Rimase a osservare quella scena per tempo indeterminato, incurante delle urla dell'amico dall'altro lato del telefono. Lei la ragazza sempre solare con il perenne sorriso sulle labbra era rimasta senza parole mentre gli occhi troppo gonfi di lacrime le liberavano facendole scorrere su quel volto ora pallido.
Con passo incerto si avvicinò alla vasca incurante dell'acqua tinta di rosso che ricopriva il pavimento. Aveva bisogno di sapere.
Avanzò lentamente con il cuore che le batteva nel petto troppo forte, sembrava volesse uscirle dal petto.

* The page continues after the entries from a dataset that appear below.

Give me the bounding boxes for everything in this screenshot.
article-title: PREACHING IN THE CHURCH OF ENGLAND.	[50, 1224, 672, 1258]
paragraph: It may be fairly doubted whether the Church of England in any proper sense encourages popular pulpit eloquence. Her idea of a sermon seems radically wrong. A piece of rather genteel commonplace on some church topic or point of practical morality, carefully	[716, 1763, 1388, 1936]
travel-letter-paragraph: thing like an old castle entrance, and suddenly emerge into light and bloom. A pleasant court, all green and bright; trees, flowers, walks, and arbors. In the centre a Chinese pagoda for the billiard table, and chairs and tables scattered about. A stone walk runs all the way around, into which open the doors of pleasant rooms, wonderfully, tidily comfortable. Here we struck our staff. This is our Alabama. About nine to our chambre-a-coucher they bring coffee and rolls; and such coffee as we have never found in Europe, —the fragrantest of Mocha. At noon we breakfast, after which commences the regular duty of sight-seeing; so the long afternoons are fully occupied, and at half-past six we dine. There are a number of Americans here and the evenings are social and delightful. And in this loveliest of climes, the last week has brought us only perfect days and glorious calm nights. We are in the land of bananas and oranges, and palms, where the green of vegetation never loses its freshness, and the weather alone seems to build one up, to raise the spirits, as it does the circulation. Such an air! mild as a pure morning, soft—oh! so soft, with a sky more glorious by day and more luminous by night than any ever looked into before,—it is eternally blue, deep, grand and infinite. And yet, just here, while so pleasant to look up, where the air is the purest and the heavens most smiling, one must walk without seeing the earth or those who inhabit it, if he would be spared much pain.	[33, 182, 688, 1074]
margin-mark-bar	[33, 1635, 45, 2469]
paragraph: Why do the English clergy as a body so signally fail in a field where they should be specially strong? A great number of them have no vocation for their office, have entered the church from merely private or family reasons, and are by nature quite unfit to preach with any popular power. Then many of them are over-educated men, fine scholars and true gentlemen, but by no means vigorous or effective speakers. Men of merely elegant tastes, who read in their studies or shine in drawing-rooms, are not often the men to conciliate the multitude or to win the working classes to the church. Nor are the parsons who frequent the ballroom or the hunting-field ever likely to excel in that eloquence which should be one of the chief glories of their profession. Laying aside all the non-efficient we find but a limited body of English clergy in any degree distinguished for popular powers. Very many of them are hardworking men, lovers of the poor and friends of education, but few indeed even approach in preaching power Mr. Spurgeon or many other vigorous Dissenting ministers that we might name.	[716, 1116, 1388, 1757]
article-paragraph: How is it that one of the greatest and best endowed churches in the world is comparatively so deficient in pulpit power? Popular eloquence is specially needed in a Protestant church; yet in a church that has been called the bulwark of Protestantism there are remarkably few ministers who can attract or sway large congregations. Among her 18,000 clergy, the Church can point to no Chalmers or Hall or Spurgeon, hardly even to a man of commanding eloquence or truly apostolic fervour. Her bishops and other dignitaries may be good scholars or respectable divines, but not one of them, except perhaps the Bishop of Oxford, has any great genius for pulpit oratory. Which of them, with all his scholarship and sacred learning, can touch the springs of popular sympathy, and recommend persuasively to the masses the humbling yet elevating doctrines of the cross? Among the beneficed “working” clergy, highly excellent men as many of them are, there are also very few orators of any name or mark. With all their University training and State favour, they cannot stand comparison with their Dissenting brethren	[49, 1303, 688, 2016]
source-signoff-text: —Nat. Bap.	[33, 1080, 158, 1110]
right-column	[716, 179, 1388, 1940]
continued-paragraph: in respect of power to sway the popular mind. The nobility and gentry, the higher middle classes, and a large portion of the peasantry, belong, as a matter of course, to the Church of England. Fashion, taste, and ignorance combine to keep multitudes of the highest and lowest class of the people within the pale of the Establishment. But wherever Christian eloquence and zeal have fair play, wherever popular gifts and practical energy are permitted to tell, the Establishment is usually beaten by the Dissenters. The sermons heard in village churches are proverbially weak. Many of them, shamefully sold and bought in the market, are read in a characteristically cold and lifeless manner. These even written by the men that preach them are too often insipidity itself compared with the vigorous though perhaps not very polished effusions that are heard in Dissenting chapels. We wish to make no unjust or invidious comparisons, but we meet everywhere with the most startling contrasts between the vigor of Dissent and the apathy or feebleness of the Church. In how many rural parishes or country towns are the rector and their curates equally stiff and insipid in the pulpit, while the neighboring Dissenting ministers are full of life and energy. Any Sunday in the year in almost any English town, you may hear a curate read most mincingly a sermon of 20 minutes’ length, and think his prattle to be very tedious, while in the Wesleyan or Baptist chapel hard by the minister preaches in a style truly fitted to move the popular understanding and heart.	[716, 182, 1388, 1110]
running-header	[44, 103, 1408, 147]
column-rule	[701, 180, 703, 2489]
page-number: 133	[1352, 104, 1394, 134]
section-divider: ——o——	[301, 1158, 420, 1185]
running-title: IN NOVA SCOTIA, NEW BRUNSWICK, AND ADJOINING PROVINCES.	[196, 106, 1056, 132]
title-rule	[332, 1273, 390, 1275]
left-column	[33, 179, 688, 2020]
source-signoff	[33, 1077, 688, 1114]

Osservò attentamente quella figura distesa in una pozza di acqua e sangue lasciandosi cadere sulle ginocchia. Non c'erano dubbi.
I lunghi capelli corvini le ricadevano ormai fradici sulle esili spalle marchiate da quel tatuaggio a forma di stella marina, il suo animale preferito. Le gambe snelle e affusolate marchiate da cicatrici ormai vecchie erano immerse in quella poltiglia rossa. Le braccia magre e piene di tagli profondi erano lasciate fuori dalla vasca, mentre con la mano sinistra stringeva ancora quel taglierino sporco di sangue, macchiato da quella sostanza vermiglia ormai rappresa, e nella destra stringeva accuratamente quel medaglione a forma di cuore, come se fosse un tesoro. Nemmeno la morte gliel’aveva strappato di mano. Ciò che però catturò l'attenzione della ramata non fu quello scenario di morte, ma l'espressione sul volto della sua amica, un'espressione che raramente le aveva visto sul volto superati i dieci anni. Sorrideva. Aveva un sorriso sereno, felice e gli occhi, coperti da quelle pallide palpebre erano distesi come se stesse facendo il più bello dei sogni.
Lacrime amare rigarono il volto della ramata, mentre un sorriso amaro le ornava le labbra sottili.
-Spero che, almeno ora che sei di nuovo con loro, tu possa tornare a sorridere!- bisbigliò abbassando il volto e lasciando che le sue lacrime si mescolassero a quella macchia di acqua e sangue.